Carson’s online presence seems to have faded after 2012, at which point he was mostly sharing wisdom attained through his work as a “philosopher”. We don’t feel the need to share said wisdom here, though.

 

Diagnosis: Yeah, whatever. We’ll leave him alone from now on. Probably harmless.

 

Hat-tip: Pharyngula

Friday, May 19, 2023

#2646: Mellissa Carone

Mellissa Carone is a deranged, incoherent lunatic who rose to fame right after the 2020 election because she happened to do work for Dominion Voting Systems at the time (she was “hired through a staffing agency for one day to clean glass on machines and complete other menial tasks”) and recognized the career opportunity that presented itself in forwarding false and utterly baseless claims of election fraud in Michigan. In an affidavit from November 10, 2020, Carone alleged that some ballots were counted four or five times, that more than 100,000 ballots were then “found” after vans dropped off food for the poll workers, that poll workers were filling out ballots on behalf of voters, and that her managers were incompetent. She forwarded no shred of evidence to corroborate the claims, but they were sure popular with certain crowds of conspiracy theorists, who promptly launched Carone to national fame – she immediately became Rudy Giuliani’s star witness at a Michigan House and Michigan Senate Oversight Committees panel on Trump’s baseless fraud allegations. Her eccentric performance (she struggled mightily, and repeatedly, to describe what her job tasks for Dominion were, for instance) went predictably viral, including her exchange with GOP Rep. Steve Johnson after she had claimed that a batch of 30,000 votes had been counted multiple times.

 

SJ: “We’re not seeing the poll book off by 30,000 votes.”
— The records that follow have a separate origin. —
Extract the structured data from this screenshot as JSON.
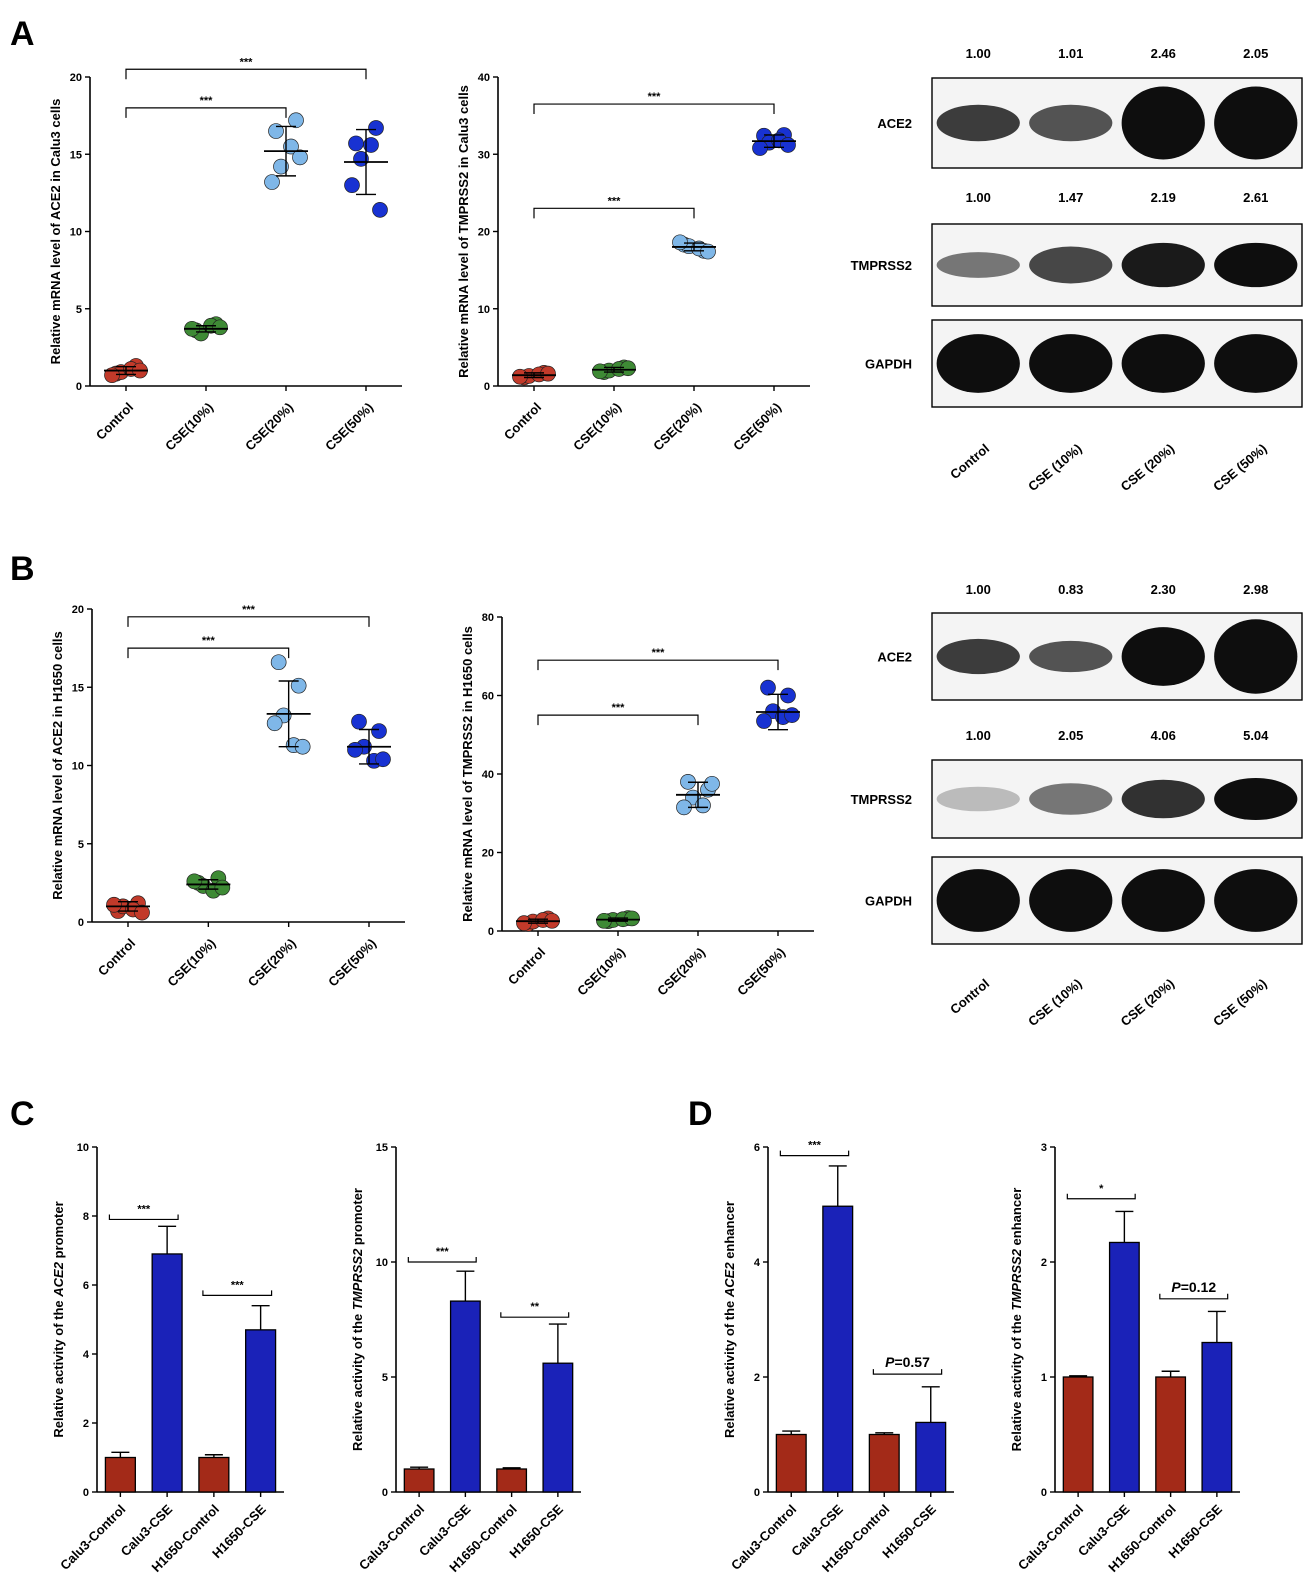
{
  "colors": {
    "control": "#c23a2a",
    "cse10": "#3e8a35",
    "cse20": "#7fb7e8",
    "cse50": "#1832d2",
    "bar_control": "#a32a18",
    "bar_cse": "#1a22b8",
    "blot": "#0e0e0e"
  },
  "panels": {
    "A": "A",
    "B": "B",
    "C": "C",
    "D": "D"
  },
  "blots": [
    {
      "panel": "A",
      "lanes": [
        "Control",
        "CSE (10%)",
        "CSE (20%)",
        "CSE (50%)"
      ],
      "rows": [
        {
          "label": "ACE2",
          "values": [
            "1.00",
            "1.01",
            "2.46",
            "2.05"
          ],
          "intensity": [
            0.8,
            0.7,
            1.0,
            1.0
          ],
          "thickness": [
            0.45,
            0.45,
            0.9,
            0.9
          ]
        },
        {
          "label": "TMPRSS2",
          "values": [
            "1.00",
            "1.47",
            "2.19",
            "2.61"
          ],
          "intensity": [
            0.55,
            0.75,
            0.95,
            1.0
          ],
          "thickness": [
            0.35,
            0.5,
            0.6,
            0.6
          ]
        },
        {
          "label": "GAPDH",
          "values": [],
          "intensity": [
            1.0,
            1.0,
            1.0,
            1.0
          ],
          "thickness": [
            0.75,
            0.75,
            0.75,
            0.75
          ]
        }
      ]
    },
    {
      "panel": "B",
      "lanes": [
        "Control",
        "CSE (10%)",
        "CSE (20%)",
        "CSE (50%)"
      ],
      "rows": [
        {
          "label": "ACE2",
          "values": [
            "1.00",
            "0.83",
            "2.30",
            "2.98"
          ],
          "intensity": [
            0.8,
            0.7,
            1.0,
            1.0
          ],
          "thickness": [
            0.45,
            0.4,
            0.75,
            0.95
          ]
        },
        {
          "label": "TMPRSS2",
          "values": [
            "1.00",
            "2.05",
            "4.06",
            "5.04"
          ],
          "intensity": [
            0.25,
            0.55,
            0.85,
            1.0
          ],
          "thickness": [
            0.35,
            0.45,
            0.55,
            0.6
          ]
        },
        {
          "label": "GAPDH",
          "values": [],
          "intensity": [
            1.0,
            1.0,
            1.0,
            1.0
          ],
          "thickness": [
            0.8,
            0.8,
            0.8,
            0.8
          ]
        }
      ]
    }
  ],
  "chart_data": [
    {
      "panel": "A",
      "type": "scatter",
      "ylabel": "Relative mRNA level of ACE2  in Calu3 cells",
      "categories": [
        "Control",
        "CSE(10%)",
        "CSE(20%)",
        "CSE(50%)"
      ],
      "ylim": [
        0,
        20
      ],
      "yticks": [
        0,
        5,
        10,
        15,
        20
      ],
      "points": [
        [
          0.8,
          1.3,
          0.9,
          1.1,
          0.7,
          1.0
        ],
        [
          3.6,
          4.0,
          3.4,
          3.9,
          3.7,
          3.8
        ],
        [
          16.5,
          17.2,
          14.2,
          15.5,
          13.2,
          14.8
        ],
        [
          15.7,
          16.7,
          14.7,
          15.6,
          13.0,
          11.4
        ]
      ],
      "mean": [
        1.0,
        3.7,
        15.2,
        14.5
      ],
      "sd": [
        0.25,
        0.2,
        1.6,
        2.1
      ],
      "sig": [
        {
          "from": 0,
          "to": 2,
          "label": "***",
          "y": 18
        },
        {
          "from": 0,
          "to": 3,
          "label": "***",
          "y": 20.5
        }
      ]
    },
    {
      "panel": "A",
      "type": "scatter",
      "ylabel": "Relative mRNA level of TMPRSS2 in Calu3 cells",
      "categories": [
        "Control",
        "CSE(10%)",
        "CSE(20%)",
        "CSE(50%)"
      ],
      "ylim": [
        0,
        40
      ],
      "yticks": [
        0,
        10,
        20,
        30,
        40
      ],
      "points": [
        [
          1.1,
          1.7,
          1.3,
          1.5,
          1.2,
          1.6
        ],
        [
          1.8,
          2.4,
          2.0,
          2.2,
          1.9,
          2.3
        ],
        [
          18.3,
          17.5,
          18.1,
          17.8,
          18.6,
          17.4
        ],
        [
          32.4,
          32.5,
          31.5,
          31.8,
          30.8,
          31.2
        ]
      ],
      "mean": [
        1.4,
        2.1,
        18.0,
        31.7
      ],
      "sd": [
        0.3,
        0.3,
        0.5,
        0.8
      ],
      "sig": [
        {
          "from": 0,
          "to": 2,
          "label": "***",
          "y": 23
        },
        {
          "from": 0,
          "to": 3,
          "label": "***",
          "y": 36.5
        }
      ]
    },
    {
      "panel": "B",
      "type": "scatter",
      "ylabel": "Relative mRNA level of ACE2  in  H1650 cells",
      "categories": [
        "Control",
        "CSE(10%)",
        "CSE(20%)",
        "CSE(50%)"
      ],
      "ylim": [
        0,
        20
      ],
      "yticks": [
        0,
        5,
        10,
        15,
        20
      ],
      "points": [
        [
          0.7,
          1.2,
          1.0,
          0.8,
          1.1,
          0.6
        ],
        [
          2.5,
          2.8,
          2.3,
          2.0,
          2.6,
          2.2
        ],
        [
          16.6,
          15.1,
          13.2,
          11.3,
          12.7,
          11.2
        ],
        [
          12.8,
          12.2,
          11.2,
          10.3,
          11.0,
          10.4
        ]
      ],
      "mean": [
        1.0,
        2.4,
        13.3,
        11.2
      ],
      "sd": [
        0.3,
        0.3,
        2.1,
        1.1
      ],
      "sig": [
        {
          "from": 0,
          "to": 2,
          "label": "***",
          "y": 17.5
        },
        {
          "from": 0,
          "to": 3,
          "label": "***",
          "y": 19.5
        }
      ]
    },
    {
      "panel": "B",
      "type": "scatter",
      "ylabel": "Relative mRNA level of TMPRSS2  in H1650 cells",
      "categories": [
        "Control",
        "CSE(10%)",
        "CSE(20%)",
        "CSE(50%)"
      ],
      "ylim": [
        0,
        80
      ],
      "yticks": [
        0,
        20,
        40,
        60,
        80
      ],
      "points": [
        [
          1.8,
          3.2,
          2.4,
          2.8,
          2.0,
          2.6
        ],
        [
          2.5,
          3.3,
          2.8,
          3.0,
          2.6,
          3.2
        ],
        [
          38.0,
          36.0,
          34.0,
          32.0,
          31.5,
          37.5
        ],
        [
          62.0,
          60.0,
          56.0,
          54.5,
          53.5,
          55.0
        ]
      ],
      "mean": [
        2.5,
        2.9,
        34.7,
        55.8
      ],
      "sd": [
        0.5,
        0.4,
        3.2,
        4.5
      ],
      "sig": [
        {
          "from": 0,
          "to": 2,
          "label": "***",
          "y": 55
        },
        {
          "from": 0,
          "to": 3,
          "label": "***",
          "y": 69
        }
      ]
    },
    {
      "panel": "C",
      "type": "bar",
      "ylabel_parts": [
        "Relative activity of the ",
        "ACE2",
        " promoter"
      ],
      "categories": [
        "Calu3-Control",
        "Calu3-CSE",
        "H1650-Control",
        "H1650-CSE"
      ],
      "ylim": [
        0,
        10
      ],
      "yticks": [
        0,
        2,
        4,
        6,
        8,
        10
      ],
      "values": [
        1.0,
        6.9,
        1.0,
        4.7
      ],
      "err": [
        0.15,
        0.8,
        0.08,
        0.7
      ],
      "sig": [
        {
          "from": 0,
          "to": 1,
          "label": "***",
          "y": 7.9
        },
        {
          "from": 2,
          "to": 3,
          "label": "***",
          "y": 5.7
        }
      ]
    },
    {
      "panel": "C",
      "type": "bar",
      "ylabel_parts": [
        "Relative activity of the ",
        "TMPRSS2",
        " promoter"
      ],
      "categories": [
        "Calu3-Control",
        "Calu3-CSE",
        "H1650-Control",
        "H1650-CSE"
      ],
      "ylim": [
        0,
        15
      ],
      "yticks": [
        0,
        5,
        10,
        15
      ],
      "values": [
        1.0,
        8.3,
        1.0,
        5.6
      ],
      "err": [
        0.08,
        1.3,
        0.05,
        1.7
      ],
      "sig": [
        {
          "from": 0,
          "to": 1,
          "label": "***",
          "y": 10.0
        },
        {
          "from": 2,
          "to": 3,
          "label": "**",
          "y": 7.6
        }
      ]
    },
    {
      "panel": "D",
      "type": "bar",
      "ylabel_parts": [
        "Relative activity of the ",
        "ACE2",
        " enhancer"
      ],
      "categories": [
        "Calu3-Control",
        "Calu3-CSE",
        "H1650-Control",
        "H1650-CSE"
      ],
      "ylim": [
        0,
        6
      ],
      "yticks": [
        0,
        2,
        4,
        6
      ],
      "values": [
        1.0,
        4.97,
        1.0,
        1.21
      ],
      "err": [
        0.06,
        0.7,
        0.03,
        0.62
      ],
      "sig": [
        {
          "from": 0,
          "to": 1,
          "label": "***",
          "y": 5.85
        },
        {
          "from": 2,
          "to": 3,
          "label": "P=0.57",
          "y": 2.05
        }
      ]
    },
    {
      "panel": "D",
      "type": "bar",
      "ylabel_parts": [
        "Relative activity of the ",
        "TMPRSS2",
        " enhancer"
      ],
      "categories": [
        "Calu3-Control",
        "Calu3-CSE",
        "H1650-Control",
        "H1650-CSE"
      ],
      "ylim": [
        0,
        3
      ],
      "yticks": [
        0,
        1,
        2,
        3
      ],
      "values": [
        1.0,
        2.17,
        1.0,
        1.3
      ],
      "err": [
        0.01,
        0.27,
        0.05,
        0.27
      ],
      "sig": [
        {
          "from": 0,
          "to": 1,
          "label": "*",
          "y": 2.55
        },
        {
          "from": 2,
          "to": 3,
          "label": "P=0.12",
          "y": 1.68
        }
      ]
    }
  ]
}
MC (animated): “What’d you guys do, take it and do something crazy to it?

SJ: “I’m just saying the numbers are not off by 30,000 votes.”

MC: “I’d say that poll book is off by over 100,000 [votes],” (later adding that there were “zero registered voters” in the county’s poll book, whereupon even Giuliani had to try to shush her).

 

Her allegations were predictably determined to be “not credible” by a Wayne County judge two days later. “I never wanted to be thrown out into the public eye the way I was,” lied Carone.

 

In 2022, she attempted to capitalize on her infamy to run, together with a large cohort of pro-Trump Republican conspiracy theorists and election deniers, for a suburban Detroit-based open state House seat, earning endorsements from Guiliani, Mike Lindell and the Macomb County Republican Party. Her platform included railing against vaccine mandates, open borders (to Canada?) and perceived traitors among other Republican lawmakers (primarily those who didn’t endorse the insane Big Steal conspiracy), as well as pushing the expected white nationalist talking points (“they’re trying to eliminate the white people in America, particularly the white male in America,” yelled Carone) and – of course – election fraud conspiracy theories, including repeating debunked claims about shredded ballots in Georgia and claiming that 75 percent of Americans voted for Trump, something she knew “for a fact” after listening “to Rudy Giuliani every night – his comments on his YouTube channel.” She also claimed, without a shred of evidence, that the Jan. 6 violence on Jan. 6 was “led by Antifa.”

 

Diagnosis: Local dingbat clown, unfettered by the chains of reason, evidence, fact or decency – exactly what frighteningly large portions of the electorate desire, though one may still hope that Carone remains simply too incompetent to manage to get herself elected to anything anytime soon.